Sowetan: ‘We don’t want to live in Tin Can Town’

http://www.sowetan.co.za/News/Article.aspx?id=1086475

‘We don’t want to live in Tin Can Town’

09 November 2009
Anna Majavu

‘CONCENTRATION CAMP’: Children walk between the zinc houses that were built in Delft, about 30km from Cape Town, as a “temporary” relocation area before people are moved to houses. Photo: Roger Sedres

CAPE Town’s homeless people have accused the metro police of forcibly moving them to the Blikkiesdorp “temporary relocation area” – only for the city’s land invasion unit to evict them for invading land.

Sowetan interviewed eight adults and seven children who had been removed by police from some caves along the R300 highway where they were living.

They were placed in one of Blikkiesdorp’s tiny shacks.
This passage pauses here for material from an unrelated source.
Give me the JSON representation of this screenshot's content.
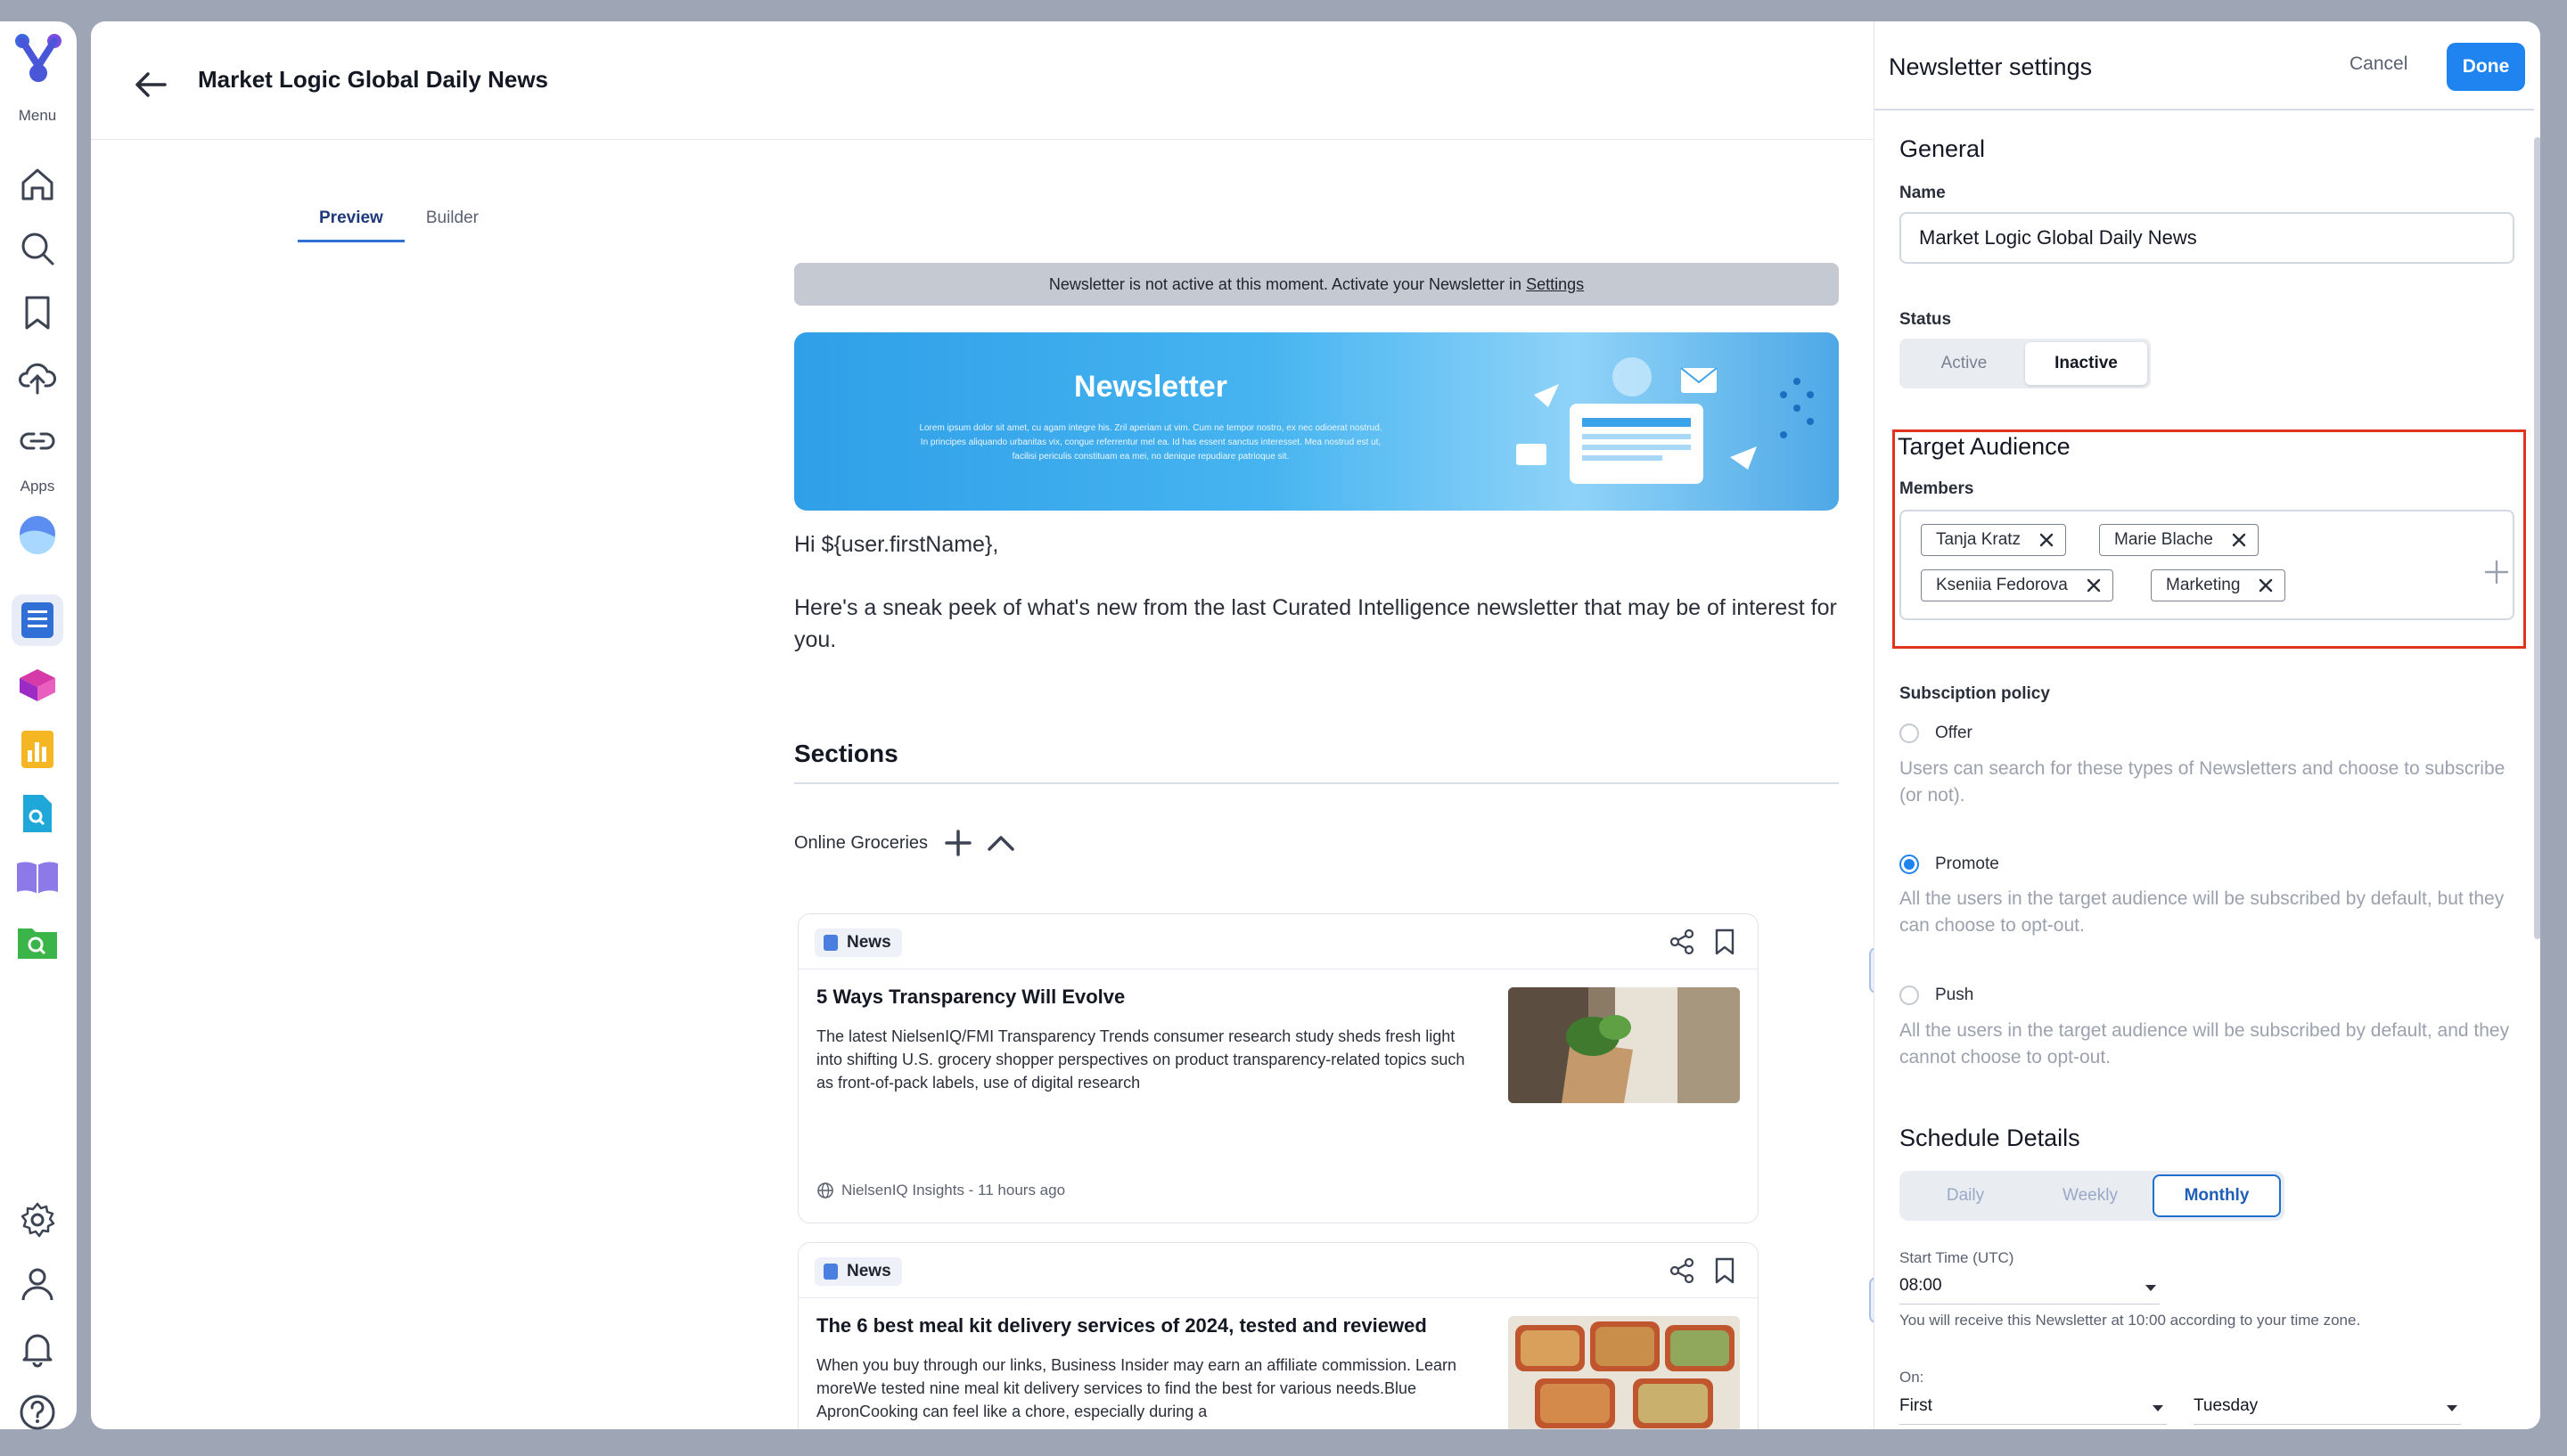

But just two hours after the interview, the residents were evicted by the city’s land invasion unit and their belongings dumped along a busy arterial road.
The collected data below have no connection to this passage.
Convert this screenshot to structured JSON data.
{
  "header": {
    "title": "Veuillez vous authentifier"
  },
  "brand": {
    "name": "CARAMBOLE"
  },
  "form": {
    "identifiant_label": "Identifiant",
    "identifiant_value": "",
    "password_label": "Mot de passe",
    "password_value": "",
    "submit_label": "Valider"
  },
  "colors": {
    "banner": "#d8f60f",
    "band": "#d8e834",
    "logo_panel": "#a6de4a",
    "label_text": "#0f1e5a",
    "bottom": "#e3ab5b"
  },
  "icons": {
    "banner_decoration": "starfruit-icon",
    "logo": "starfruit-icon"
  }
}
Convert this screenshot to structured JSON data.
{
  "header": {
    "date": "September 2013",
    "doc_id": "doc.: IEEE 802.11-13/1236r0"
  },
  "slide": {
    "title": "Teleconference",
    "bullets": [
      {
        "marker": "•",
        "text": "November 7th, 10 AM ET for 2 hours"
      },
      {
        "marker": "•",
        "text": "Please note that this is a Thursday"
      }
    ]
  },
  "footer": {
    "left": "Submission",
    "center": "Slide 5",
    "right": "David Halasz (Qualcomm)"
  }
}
They told Sowetan that police had arrived at their caves three weeks ago, picked them up and “dumped them” in Blikkiesdorp, Delft, about 30km from Cape Town.
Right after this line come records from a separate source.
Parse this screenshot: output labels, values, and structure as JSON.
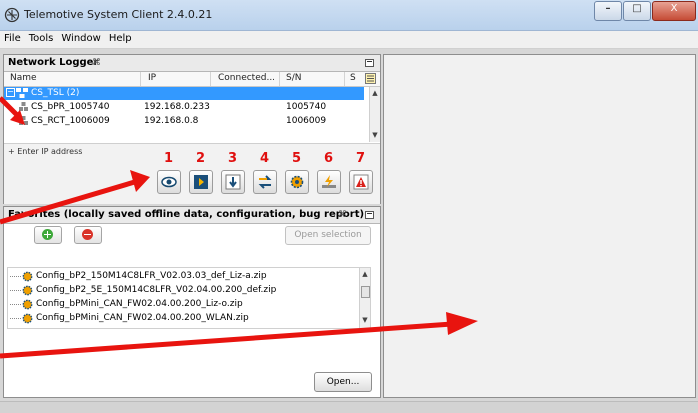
{
  "window": {
    "title": "Telemotive System Client 2.4.0.21",
    "min": "–",
    "max": "□",
    "close": "X"
  },
  "menu": [
    "File",
    "Tools",
    "Window",
    "Help"
  ],
  "network_logger": {
    "title": "Network Logger",
    "close_glyph": "⌘",
    "columns": [
      "Name",
      "IP",
      "Connected...",
      "S/N",
      "S"
    ],
    "rows": [
      {
        "name": "CS_TSL (2)",
        "ip": "",
        "connected": "",
        "sn": ""
      },
      {
        "name": "CS_bPR_1005740",
        "ip": "192.168.0.233",
        "connected": "",
        "sn": "1005740"
      },
      {
        "name": "CS_RCT_1006009",
        "ip": "192.168.0.8",
        "connected": "",
        "sn": "1006009"
      }
    ],
    "enter_ip": "+ Enter IP address",
    "tool_numbers": [
      "1",
      "2",
      "3",
      "4",
      "5",
      "6",
      "7"
    ],
    "tool_icons": [
      "eye-icon",
      "play-icon",
      "download-icon",
      "swap-icon",
      "gear-icon",
      "flash-icon",
      "warning-icon"
    ]
  },
  "favorites": {
    "title": "Favorites (locally saved offline data, configuration, bug report)",
    "close_glyph": "⌘",
    "open_selection": "Open selection",
    "items": [
      "Config_bP2_150M14C8LFR_V02.03.03_def_Liz-a.zip",
      "Config_bP2_5E_150M14C8LFR_V02.04.00.200_def.zip",
      "Config_bPMini_CAN_FW02.04.00.200_Liz-o.zip",
      "Config_bPMini_CAN_FW02.04.00.200_WLAN.zip"
    ],
    "open_button": "Open..."
  },
  "colors": {
    "accent_red": "#e0100f",
    "selection": "#3399ff"
  }
}
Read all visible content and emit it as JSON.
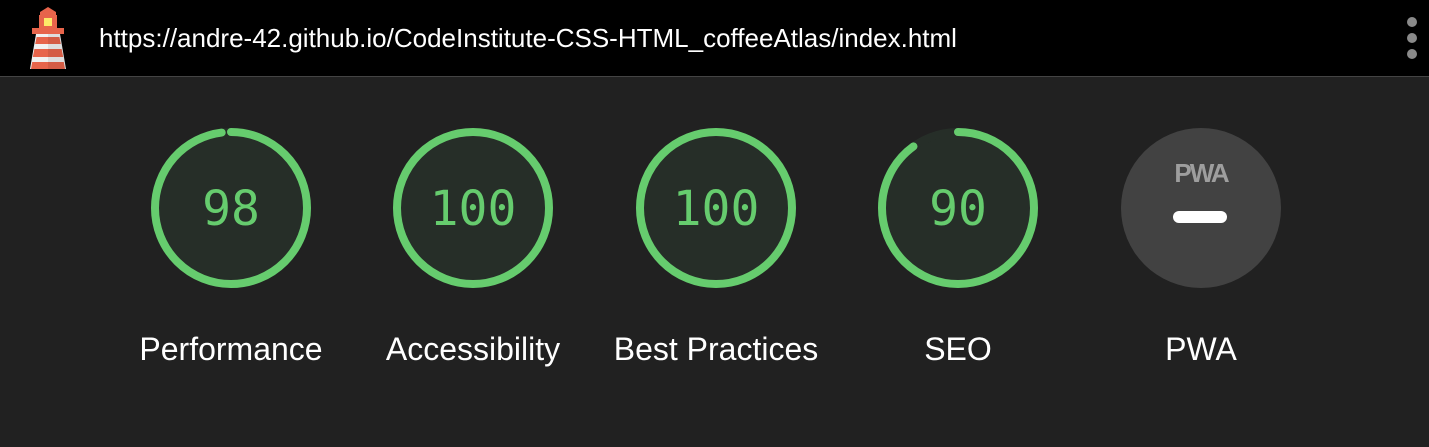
{
  "header": {
    "url": "https://andre-42.github.io/CodeInstitute-CSS-HTML_coffeeAtlas/index.html",
    "logo_icon": "lighthouse-icon",
    "menu_icon": "kebab-menu-icon"
  },
  "colors": {
    "pass": "#66cc6e",
    "pass_bg": "#262e28",
    "track": "#333333",
    "pwa_bg": "#424242",
    "pwa_fg": "#ffffff",
    "pwa_logo": "#9e9e9e"
  },
  "gauges": [
    {
      "label": "Performance",
      "score": 98
    },
    {
      "label": "Accessibility",
      "score": 100
    },
    {
      "label": "Best Practices",
      "score": 100
    },
    {
      "label": "SEO",
      "score": 90
    }
  ],
  "pwa": {
    "label": "PWA",
    "badge_text": "PWA",
    "icon": "pwa-badge-icon"
  }
}
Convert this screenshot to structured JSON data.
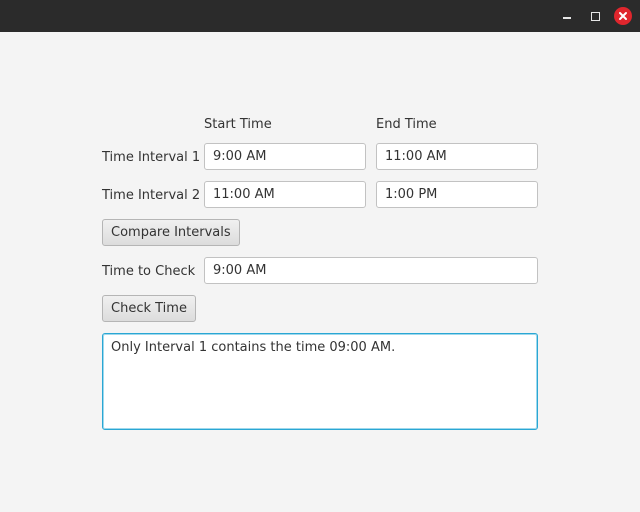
{
  "titlebar": {
    "minimize_icon": "minimize-icon",
    "maximize_icon": "maximize-icon",
    "close_icon": "close-icon",
    "close_color": "#e0262d"
  },
  "headers": {
    "start_time": "Start Time",
    "end_time": "End Time"
  },
  "interval1": {
    "label": "Time Interval 1",
    "start": "9:00 AM",
    "end": "11:00 AM"
  },
  "interval2": {
    "label": "Time Interval 2",
    "start": "11:00 AM",
    "end": "1:00 PM"
  },
  "compare_button": "Compare Intervals",
  "check": {
    "label": "Time to Check",
    "value": "9:00 AM"
  },
  "check_button": "Check Time",
  "result": {
    "text": "Only Interval 1 contains the time 09:00 AM.",
    "focus_color": "#2aa7d4"
  }
}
They said police told them they were “cleaning up” the bridges ahead of the 2010 World Cup.

The families say that Jimmy Jacobs, reportedly a city “temporary relocation officer”, then put them all in one tiny room.

With a pile of thin pieces of foam stacked up against the wall of the tiny shack, one of the mothers said : “We want to see whoever controls Blikkiesdorp from the side of the city.”

Renee Rose asked: “Why were we dumped here when there isn’t even place for us?”

Another member of the group, Iris Davids, said Jacobs told them on Thursday that if they wanted one room per family, they should go back to their caves and wait to get on the “Blikkiesdorp list”.

Nazley Petersen said she was picked up by the city police from another bridge and put in Blikkiesdorp.

“I lived so nicely under the bridge. By afternoon I collected enough money from begging to feed my family that night. But here, when you are hungry, you remain hungry,” Petersen said.

City spokesperson Kylie Hatton said: “Jim Jacobs is a field officer employed by Informal Settlement Management in the Oostenberg area of the city. The allegations that he took them to Blikkiesdorp are untrue.”

But on Saturday Hatton did an about-turn, saying “the families were temporarily placed in Blikkiesdorp today while their application for emergency housing is being processed”.

Blikkiesdorp, or Tin Can Town, is a collection of 1500 one-roomed zinc shacks, built by the city at a cost of R30million. The area has no facilities apart from communal toilets and taps. Some parts of the area do not even have street lighting.

Despite it being a “temporary” relocation area where people transit before being moved into houses, many people say they have been there for four years and have dubbed the area “a concentration camp”.